Brown v. United States

289 A.2d 891 | D.C. | 1972

289 A.2d 891 (1972)

Gregory Wendell BROWN, Appellant,
v.
UNITED STATES, Appellee.

No. 6109.

District of Columbia Court of Appeals.

Argued March 14, 1972.
Decided April 17, 1972.

*892 Louis James Morse, Washington, D. C., for appellant.

James A. Fitzgerald, Asst. U. S. Atty., with whom Harold H. Titus, Jr., U. S. Atty., John A. Terry and John J. Mulrooney, Asst. U. S. Attys., were on the brief, for appellee.

Before FICKLING, PAIR and YEAGLEY, Associate Judges.

PAIR, Associate Judge:

Appellant was found guilty on an information charging possession of narcotics paraphernalia in violation of D.C.Code 1967, § 22-3601. On this appeal he assigns as error the refusal of the trial court to exclude from the evidence the narcotics paraphernalia which he contends was obtained as the result of a search and seizure violative of his fourth amendment rights.

Because appellant did not move, as required by D.C.Code 1967, § 23-104(a) (2) (Supp. IV, 1971) and implementing Superior Court Criminal Rules 12(b) (3) and 41(g), to suppress as evidence the narcotics paraphernalia, we do not consider his constitutional argument and affirm on procedural grounds.

D.C.Code 1967, § 23-104(a) (2) (Supp. IV, 1971), and the implementing Superior Court Criminal Rules require that any person who desires to have suppressed evidence allegedly procured by an unlawful search and seizure must do so by motion "made before trial unless opportunity therefor did not exist or the defendant was not aware of the grounds for the motion." These implementing rules differ in an important respect from the Court of General Sessions Criminal Rule 28(e), in effect prior to February 1, 1971. By that rule it was provided in pertinent part that "the Court in its discretion may entertain the motion at the trial."[1]

The purpose and result of the omission of such a provision from D.C.Code 1967, § 23-104(a) (2) (Supp. IV, 1971), and Superior Court Criminal Rules 12(b) (3) and 41(g) seem obvious.

The deletion of this general discretion clause . . . limits the power of a trial judge to hear a motion to suppress evidence during trial to only the two specific exceptions: (1) lack of opportunity to raise the motion before trial, and (2) lack of awareness of grounds for *893 motion before trial. [Rauh and Silbert, Criminal Law and Procedure: D.C. Court Reform and Criminal Procedure Act of 1970. 20 Am.U.L.Rev. 252, 323 (1970-71).]

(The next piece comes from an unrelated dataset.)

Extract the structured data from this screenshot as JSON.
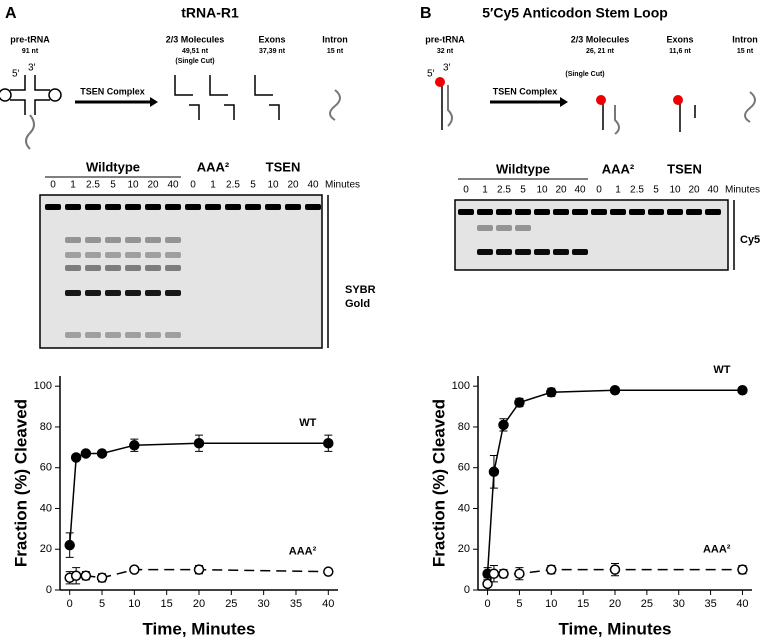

Appellant urged to the trial court no justification for his failure to move to suppress the evidence nor did he attempt to bring himself within any one of the two exceptions. See the concurring opinion of Judge Nebeker in District of Columbia v. Faison, D.C.App., 278 A.2d 688 (1971). The possibility of suppression therefore being foreclosed, absent a showing of plain error which we do not find upon this record, the court did not err when it admitted as evidence the narcotics paraphernalia and denied the motion for judgment of acquittal. Cf. Jenkins v. United States, D.C.App., 284 A.2d 460, 464 (1971).

Affirmed.

NOTES

[1] Cf. Rule 41(e) of the Federal Rules of Criminal Procedure which contains a similar clause.